I am encountering an issue when updating a bullet's position when I rotate the ship that shoots it. Currently the code almost works except that at most angles the bullet is not fired from where i want it to. Sometimes it fires slightly upward than the centre where it should be, and sometimes downwards. I'm pretty sure it has something to do with the trigonometry but I'm having a hard time finding the problem.

This code is in the constructor; it sets the bullet's initial position and rotation based on the ship's position ( sp.position ) and its rotation ( Controls.rotation ):

this.backgroundRect = new RotatedRectangle(Rectangle.Empty, Controls.rotation);
//get centre of ship
this.position = new Vector2(sp.getPosition().X + sp.getTexture().Width/2, 
(sp.getPosition().Y + sp.getTexture().Height / 2));

//get blast pos
this.position = new Vector2((float)(this.position.X + (sp.getTexture().Width / 2 * 
Math.Cos(this.backgroundRect.Rotation))), (float)(this.position.Y + 
(sp.getTexture().Width / 2 * Math.Sin(this.backgroundRect.Rotation))));

//get blast pos + texture height / 2
this.position = new Vector2((float)(this.position.X + (this.texture.Height / 2 * 
Math.Cos(this.backgroundRect.Rotation))), (float)(this.position.Y + 
(this.texture.Height / 2 * Math.Sin(this.backgroundRect.Rotation))));
        
this.backgroundRect = new RotatedRectangle(new Rectangle((int)this.position.X, 
(int)this.position.Y, this.texture.Width, this.texture.Height), Controls.rotation);
speed = defSpeed;

Then in the update method I use the following code; I'm pretty sure this is working fine though:

this.position.X = this.position.X + defSpeed * 
(float)Math.Cos(this.getRectangle().Rotation);
this.position.Y = this.position.Y + defSpeed * 
(float)Math.Sin(this.getRectangle().Rotation);
this.getRectangle().CollisionRectangle.X = (int)(position.X + defSpeed * 
(float)Math.Cos(this.getRectangle().Rotation));
this.getRectangle().CollisionRectangle.Y = (int)(position.Y + defSpeed * 
(float)Math.Sin(this.getRectangle().Rotation));
    

Also I should mention that my ship had not been working correctly when I rotated it since the origin (center of rotation) was (0,0). To remedy this I changed the origin to the center of the ship (width/2,height/2) and also added those values to the drawing rectangle so that the sprite would draw correctly. I imagine this could be the problem and suppose there's a better way of going around this. The game is in 2D by the way.

Answer 1

The problem is that the sprites are not drawn on the positions they are supposed to be. When calculating the center position, you assume that the sprite is not rotated. This causes some trouble. Furthermore, rotating an arbitrary vector is not as easy as you did. You can only rotate a vector by multiplying its components with sin/cos when it is on the x-axis.

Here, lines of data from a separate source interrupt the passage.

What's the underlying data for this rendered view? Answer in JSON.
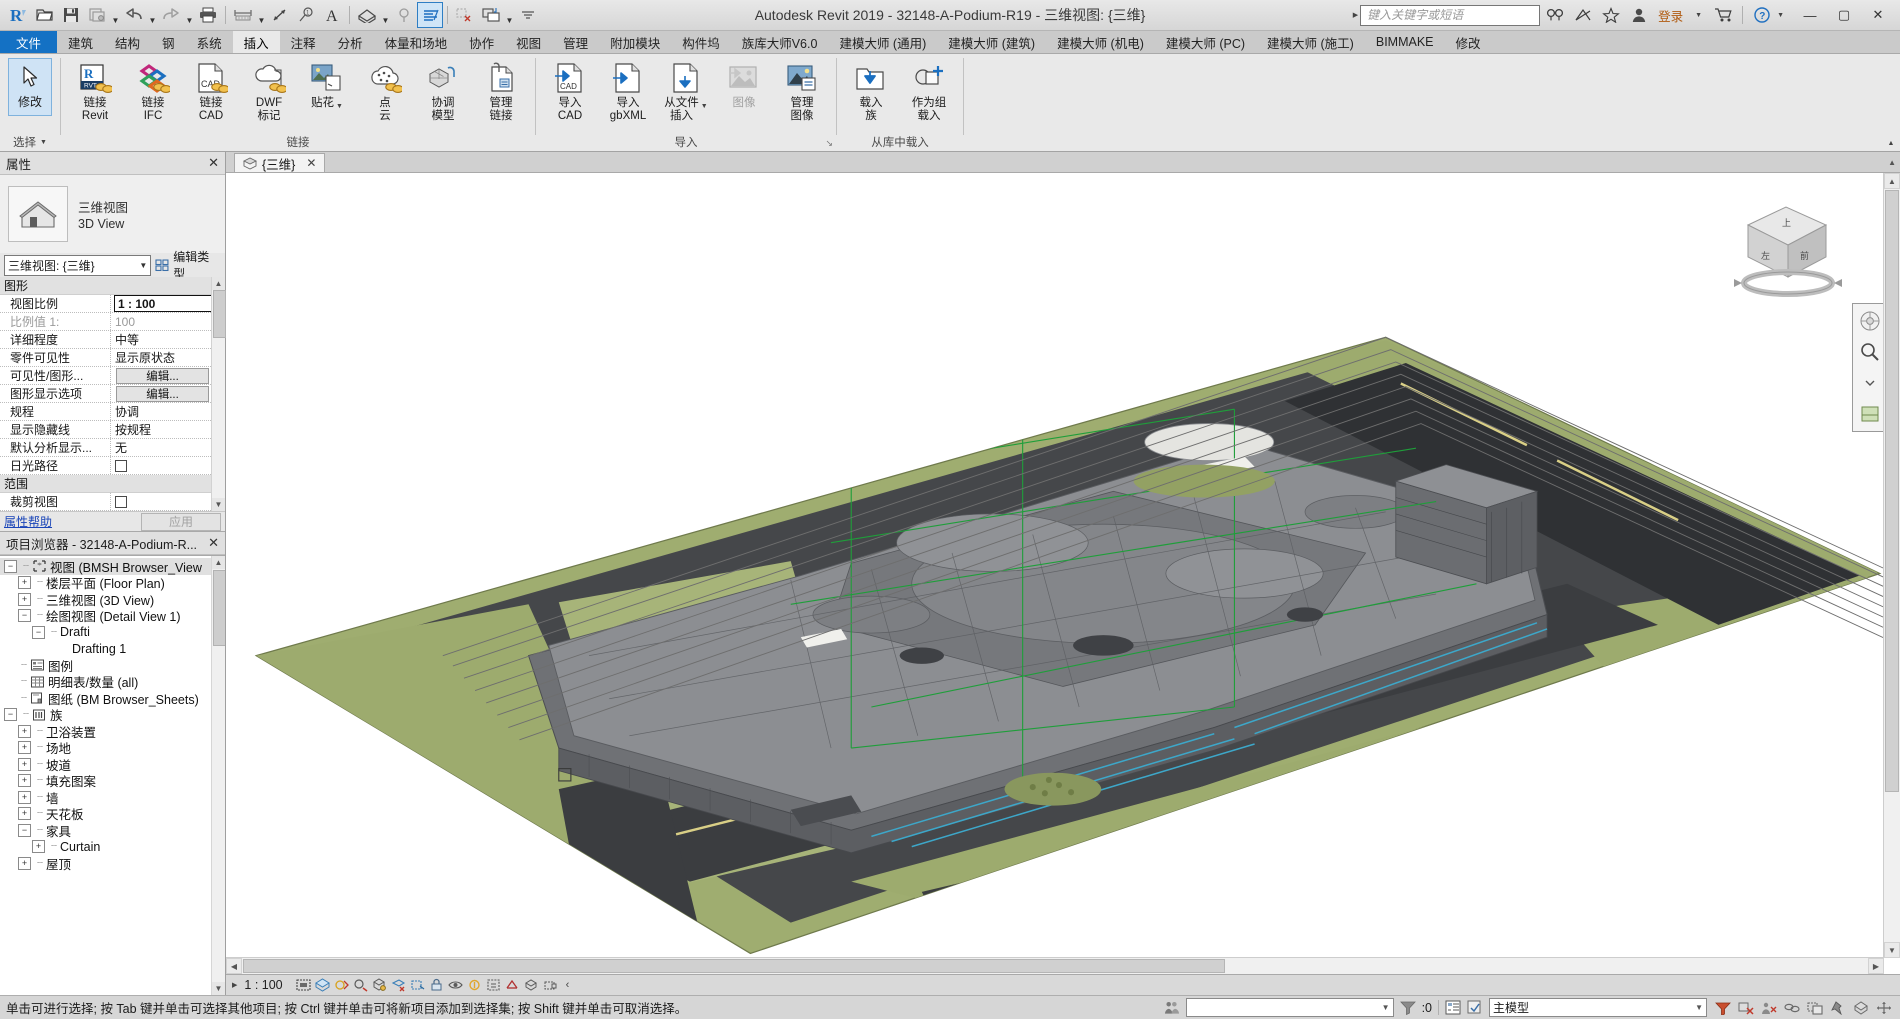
{
  "window": {
    "title": "Autodesk Revit 2019 - 32148-A-Podium-R19 - 三维视图: {三维}",
    "minimize": "—",
    "maximize": "▢",
    "close": "✕"
  },
  "quick_access": {
    "items": [
      {
        "name": "revit-logo-icon",
        "label": "R"
      },
      {
        "name": "open-icon",
        "label": ""
      },
      {
        "name": "save-icon",
        "label": ""
      },
      {
        "name": "save-as-icon",
        "label": ""
      },
      {
        "name": "undo-icon",
        "label": ""
      },
      {
        "name": "redo-icon",
        "label": ""
      },
      {
        "name": "print-icon",
        "label": ""
      },
      {
        "name": "measure-icon",
        "label": ""
      },
      {
        "name": "aligned-dimension-icon",
        "label": ""
      },
      {
        "name": "tag-icon",
        "label": ""
      },
      {
        "name": "text-icon",
        "label": "A"
      },
      {
        "name": "default-3d-view-icon",
        "label": ""
      },
      {
        "name": "section-icon",
        "label": ""
      },
      {
        "name": "thin-lines-icon",
        "label": ""
      },
      {
        "name": "close-hidden-windows-icon",
        "label": ""
      },
      {
        "name": "switch-windows-icon",
        "label": ""
      },
      {
        "name": "customize-qat-icon",
        "label": ""
      }
    ]
  },
  "search": {
    "placeholder": "键入关键字或短语",
    "signin": "登录"
  },
  "tabs": [
    {
      "label": "文件",
      "state": "file"
    },
    {
      "label": "建筑",
      "state": "normal"
    },
    {
      "label": "结构",
      "state": "normal"
    },
    {
      "label": "钢",
      "state": "normal"
    },
    {
      "label": "系统",
      "state": "normal"
    },
    {
      "label": "插入",
      "state": "active"
    },
    {
      "label": "注释",
      "state": "normal"
    },
    {
      "label": "分析",
      "state": "normal"
    },
    {
      "label": "体量和场地",
      "state": "normal"
    },
    {
      "label": "协作",
      "state": "normal"
    },
    {
      "label": "视图",
      "state": "normal"
    },
    {
      "label": "管理",
      "state": "normal"
    },
    {
      "label": "附加模块",
      "state": "normal"
    },
    {
      "label": "构件坞",
      "state": "normal"
    },
    {
      "label": "族库大师V6.0",
      "state": "normal"
    },
    {
      "label": "建模大师 (通用)",
      "state": "normal"
    },
    {
      "label": "建模大师 (建筑)",
      "state": "normal"
    },
    {
      "label": "建模大师 (机电)",
      "state": "normal"
    },
    {
      "label": "建模大师 (PC)",
      "state": "normal"
    },
    {
      "label": "建模大师 (施工)",
      "state": "normal"
    },
    {
      "label": "BIMMAKE",
      "state": "normal"
    },
    {
      "label": "修改",
      "state": "normal"
    }
  ],
  "ribbon": {
    "select_panel": {
      "button": "修改",
      "title": "选择"
    },
    "link_panel": {
      "title": "链接",
      "buttons": [
        {
          "name": "link-revit-button",
          "l1": "链接",
          "l2": "Revit",
          "icon": "link-revit-icon"
        },
        {
          "name": "link-ifc-button",
          "l1": "链接",
          "l2": "IFC",
          "icon": "link-ifc-icon"
        },
        {
          "name": "link-cad-button",
          "l1": "链接",
          "l2": "CAD",
          "icon": "link-cad-icon"
        },
        {
          "name": "dwf-markup-button",
          "l1": "DWF",
          "l2": "标记",
          "icon": "dwf-markup-icon"
        },
        {
          "name": "decal-button",
          "l1": "贴花",
          "l2": "",
          "icon": "decal-icon",
          "dropdown": true
        },
        {
          "name": "point-cloud-button",
          "l1": "点",
          "l2": "云",
          "icon": "point-cloud-icon"
        },
        {
          "name": "coordination-model-button",
          "l1": "协调",
          "l2": "模型",
          "icon": "coordination-model-icon"
        },
        {
          "name": "manage-links-button",
          "l1": "管理",
          "l2": "链接",
          "icon": "manage-links-icon"
        }
      ]
    },
    "import_panel": {
      "title": "导入",
      "buttons": [
        {
          "name": "import-cad-button",
          "l1": "导入",
          "l2": "CAD",
          "icon": "import-cad-icon"
        },
        {
          "name": "import-gbxml-button",
          "l1": "导入",
          "l2": "gbXML",
          "icon": "import-gbxml-icon"
        },
        {
          "name": "insert-from-file-button",
          "l1": "从文件",
          "l2": "插入",
          "icon": "insert-from-file-icon",
          "dropdown": true
        },
        {
          "name": "image-button",
          "l1": "图像",
          "l2": "",
          "icon": "image-icon",
          "disabled": true
        },
        {
          "name": "manage-images-button",
          "l1": "管理",
          "l2": "图像",
          "icon": "manage-images-icon"
        }
      ]
    },
    "library_panel": {
      "title": "从库中载入",
      "buttons": [
        {
          "name": "load-family-button",
          "l1": "载入",
          "l2": "族",
          "icon": "load-family-icon"
        },
        {
          "name": "load-as-group-button",
          "l1": "作为组",
          "l2": "载入",
          "icon": "load-as-group-icon"
        }
      ]
    }
  },
  "properties": {
    "header": "属性",
    "close": "✕",
    "type_name_1": "三维视图",
    "type_name_2": "3D View",
    "selector_value": "三维视图: {三维}",
    "edit_type": "编辑类型",
    "groups": [
      {
        "name": "图形",
        "rows": [
          {
            "k": "视图比例",
            "v": "1 : 100",
            "style": "boxed"
          },
          {
            "k": "比例值 1:",
            "v": "100",
            "style": "dimmed"
          },
          {
            "k": "详细程度",
            "v": "中等",
            "style": "normal"
          },
          {
            "k": "零件可见性",
            "v": "显示原状态",
            "style": "normal"
          },
          {
            "k": "可见性/图形...",
            "v": "编辑...",
            "style": "button"
          },
          {
            "k": "图形显示选项",
            "v": "编辑...",
            "style": "button"
          },
          {
            "k": "规程",
            "v": "协调",
            "style": "normal"
          },
          {
            "k": "显示隐藏线",
            "v": "按规程",
            "style": "normal"
          },
          {
            "k": "默认分析显示...",
            "v": "无",
            "style": "normal"
          },
          {
            "k": "日光路径",
            "v": "",
            "style": "checkbox"
          }
        ]
      },
      {
        "name": "范围",
        "rows": [
          {
            "k": "裁剪视图",
            "v": "",
            "style": "checkbox"
          }
        ]
      }
    ],
    "help_link": "属性帮助",
    "apply_button": "应用"
  },
  "browser": {
    "header": "项目浏览器 - 32148-A-Podium-R...",
    "close": "✕",
    "nodes": [
      {
        "label": "视图 (BMSH Browser_View",
        "indent": 0,
        "toggle": "minus",
        "icon": "views-icon",
        "selected": true
      },
      {
        "label": "楼层平面 (Floor Plan)",
        "indent": 1,
        "toggle": "plus",
        "icon": "none"
      },
      {
        "label": "三维视图 (3D View)",
        "indent": 1,
        "toggle": "plus",
        "icon": "none"
      },
      {
        "label": "绘图视图 (Detail View 1)",
        "indent": 1,
        "toggle": "minus",
        "icon": "none"
      },
      {
        "label": "Drafti",
        "indent": 2,
        "toggle": "minus",
        "icon": "none"
      },
      {
        "label": "Drafting 1",
        "indent": 3,
        "toggle": "none",
        "icon": "none"
      },
      {
        "label": "图例",
        "indent": 0,
        "toggle": "leaf",
        "icon": "legend-icon"
      },
      {
        "label": "明细表/数量 (all)",
        "indent": 0,
        "toggle": "leaf",
        "icon": "schedule-icon"
      },
      {
        "label": "图纸 (BM Browser_Sheets)",
        "indent": 0,
        "toggle": "leaf",
        "icon": "sheet-icon"
      },
      {
        "label": "族",
        "indent": 0,
        "toggle": "minus",
        "icon": "family-icon"
      },
      {
        "label": "卫浴装置",
        "indent": 1,
        "toggle": "plus",
        "icon": "none"
      },
      {
        "label": "场地",
        "indent": 1,
        "toggle": "plus",
        "icon": "none"
      },
      {
        "label": "坡道",
        "indent": 1,
        "toggle": "plus",
        "icon": "none"
      },
      {
        "label": "填充图案",
        "indent": 1,
        "toggle": "plus",
        "icon": "none"
      },
      {
        "label": "墙",
        "indent": 1,
        "toggle": "plus",
        "icon": "none"
      },
      {
        "label": "天花板",
        "indent": 1,
        "toggle": "plus",
        "icon": "none"
      },
      {
        "label": "家具",
        "indent": 1,
        "toggle": "minus",
        "icon": "none"
      },
      {
        "label": "Curtain",
        "indent": 2,
        "toggle": "plus",
        "icon": "none"
      },
      {
        "label": "屋顶",
        "indent": 1,
        "toggle": "plus",
        "icon": "none"
      }
    ]
  },
  "view": {
    "tab_label": "{三维}",
    "tab_close": "✕",
    "viewcube": {
      "top": "上",
      "left": "左",
      "front": "前"
    }
  },
  "view_control_bar": {
    "scale": "1 : 100",
    "icons": [
      "detail-level-icon",
      "visual-style-icon",
      "sun-path-icon",
      "shadows-icon",
      "render-icon",
      "crop-region-icon",
      "show-crop-icon",
      "lock-3d-view-icon",
      "temporary-hide-isolate-icon",
      "reveal-hidden-icon",
      "temporary-view-properties-icon",
      "show-analytical-model-icon",
      "highlight-displacement-icon",
      "constraints-icon"
    ],
    "expand": "‹"
  },
  "status_bar": {
    "message": "单击可进行选择; 按 Tab 键并单击可选择其他项目; 按 Ctrl 键并单击可将新项目添加到选择集; 按 Shift 键并单击可取消选择。",
    "workset_value": "",
    "filter_count": ":0",
    "design_option_value": "主模型",
    "right_icons": [
      "filter-icon",
      "exclude-options-icon",
      "editable-only-icon",
      "select-links-icon",
      "select-underlay-icon",
      "select-pinned-icon",
      "select-by-face-icon",
      "drag-elements-icon"
    ]
  },
  "colors": {
    "accent": "#1471c4",
    "file_tab": "#1471c4",
    "signin": "#b05a10",
    "link": "#1a45b8",
    "ground_green": "#9aa96a",
    "road_dark": "#3a3a3a",
    "building_gray": "#8d8d8d"
  }
}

Here is how you can rotate arbitrary vectors:

Vector2 vecRotate(Vector2 vec, double phi)
{
    double length = vec.Length(); //Save length of vector
    vec.Normalize();
    double alpha = Math.Acos(vec.X); //Angle of vector against x-axis
    if(vec.Y < 0)
        alpha = 2 * Math.PI - alpha
    alpha += phi;
    vec.X = Math.Cos(alpha) * length;
    vec.Y = Math.Sin(alpha) * length;
    return vec;
}

Make sure, the angle is in radians. With that you can calculate the correct position of the ship:

Vector2 ShipCenter = sp.Position() + vecRotate(new Vector2(sp.getTexture().Width/2, sp.getTexture().Height/2), Controls.Rotation);

You can use the same function to determine the position of the bullet's center. I don't exactly know, where you want to place the bullet. I will assume, it is at the center of the right edge:

Vector2 offset = new Vector2(sp.getTexture.Width/2, 0);
this.position = ShipCenter + vecRotate(offset, Controls.Rotation);

If you then need the position of the upper left corner of the bullet, you can go further:

this.position -= vecRotate(new Vector2(this.texture.Width/2, this.texture.Height/2), Controls.Rotation)

However, as I stated, it is probably easier to handle the ship's and bullets' positions as central positions. Doing so, you need far less trigonometry.